Nobel Prize for Literature Awarded to Jon Fosse Live Updates

Nobel Prize for Literature Awarded to Jon Fosse: Live Updates

Over the course of his decades-long career, playwright and author Jon Fosse has drawn comparisons to Henrik Ibsen, Samuel Beckett and even George Harrison of the Beatles.

One of his English translators, Damion Searls, described Fosse’s work in The Paris Review in 2015: “Imagine the four elder statesmen of Norwegian literature a bit like the Beatles,” he wrote. “Per Petterson is the solid, ever-reliable Ringo; Dag Solstad is John, the experimenter, the idea generator; Karl Ove Knausgaard is Paul, the sweet one; and Fosse is George, the quiet, mystic, spiritual, probably the best craftsman of all.”

His works are spare and existential, often focusing on the inner lives of rather lonely characters. Winding sentences strung together are common; This also applies to the fishermen. “You don’t read my books for the plot,” he told the Financial Times in 2018.

Here you will find a guide to his major works.

Novels

Septology I-VII

Written in the wake of Fosse’s conversion to Catholicism, the seven novels in the extraordinary Septology series trace an aging artist’s reckoning with the divine and represent his most significant work of fiction. “Each novel begins in the same way, mid-thought, with Asle pondering how to complete his painting of the St. Andrew’s Cross; “Each one ends the same way, in the middle of a Latin prayer, at least until something different happens in the final book,” Randy Boyagarda wrote in his review.

Morning and evening

This short, powerful novella begins with the birth of Johannes, whose parents hope that he will become a fisherman like his father. Years later, as an old man, Johannes thinks about his family and close friendships. (Yes, he ended up becoming a fisherman.)

Melancholy I-II

These novels fictionalize the life of Lars Hertervig, a 19th-century Norwegian painter, as he descends into madness. While studying in Düsseldorf, Hertervig is paralyzed by concerns about his talent and is virtually homeless after his attraction to his landlady’s daughter leads him to outrageous sexual delusions.

Aliss by the fire

A woman named Signe remembers more than 20 years ago when her husband left on the boat and never came back. Soon her thoughts take on a metaphysical quality, even incorporating the memories of family members from previous generations. The fjord where Signe lives is a constant in all memories of loss and grief.

A radiant one

As an unnamed narrator drives aimlessly through the remote Norwegian forests late at night, his car gets stuck on the rutted road. Hopelessly lost, he finally gets out of his car, only to see a strange creature, “a brilliant white,” coming towards him.

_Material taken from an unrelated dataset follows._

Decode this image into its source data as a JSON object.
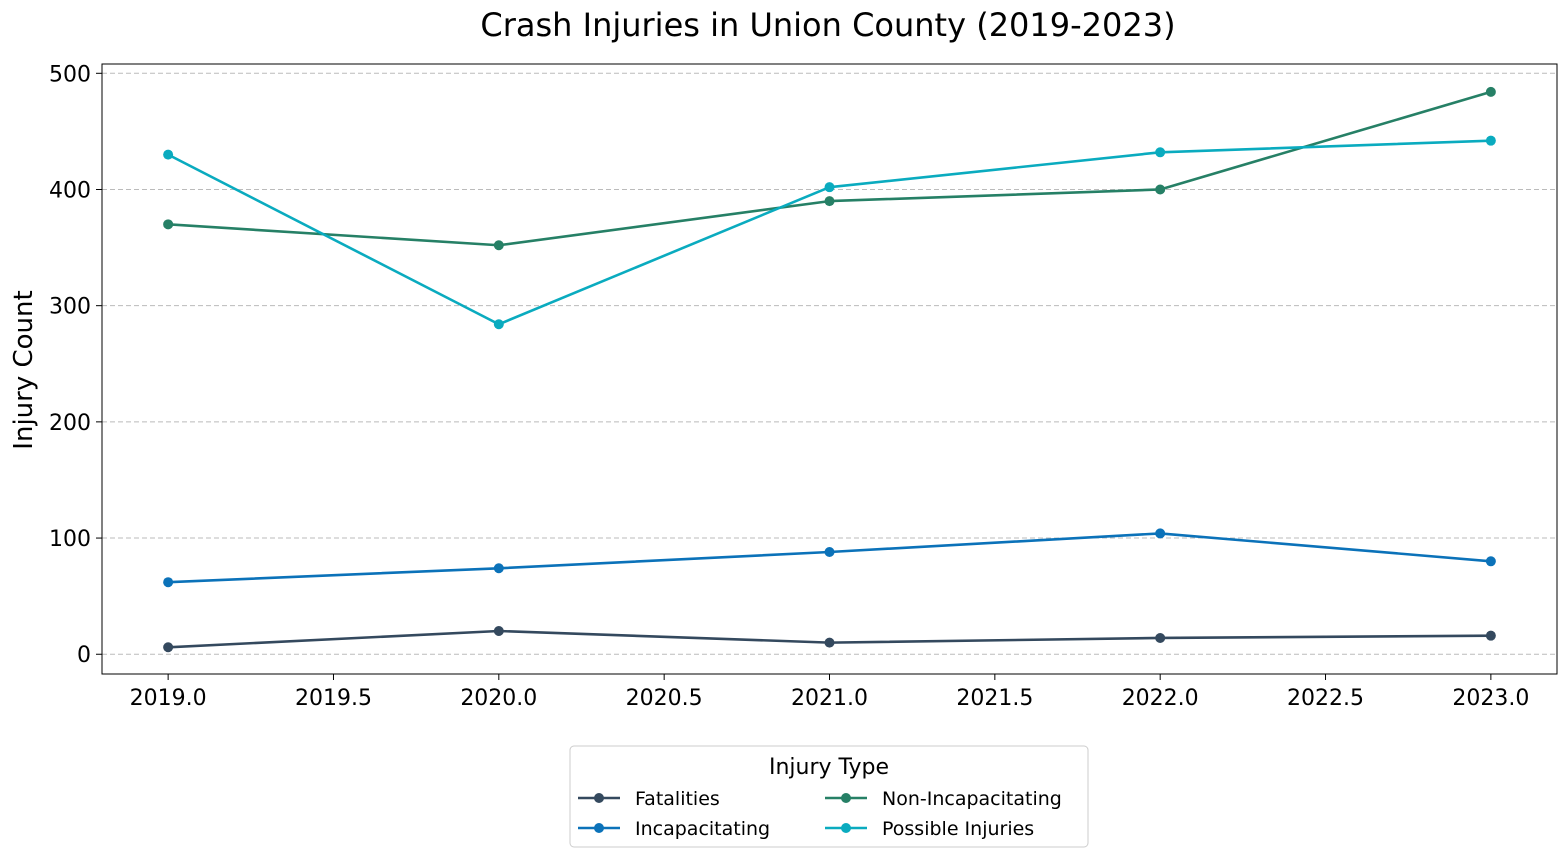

Fosse’s literary agency calls the work, which will be published by Transit Books in the US on October 31, “a brilliant novel about the border between life and death.”

Boathouse

After a man – more or less a hermit – meets an old friend and his wife, the three find themselves in a dark love triangle.

plays

“I am the wind”

Fosse is considered the most performed living European playwright, although English adaptations are less common. “I Am the Wind” is an existential piece centered on two men in a fishing boat. “Fosse’s succinct, rhythmic screenplay captures an inner anxiety over fundamental questions of identity,” a Times critic wrote in 2014.

“A summer day”

This may remind you of “Aliss at the Fire” – the emotional center of this piece is a woman mournfully waiting for her husband to return from a fishing trip. Despite a clear, unbroken sense of dread, the play exerts “a strong but secret pull, an unmistakable dramatic momentum,” the Times critic wrote.

“Someone will come”

In this game of jealousy, sexual tension and paranoia, a couple moves into a remote, run-down old house by the sea where neither can shake the thought that “someone is coming.”

“The name”

A young pregnant girl moves into her parents’ house with the child’s father. Her parents do not know that she is pregnant, which adds to the claustrophobia of the play and the tension of the unspoken.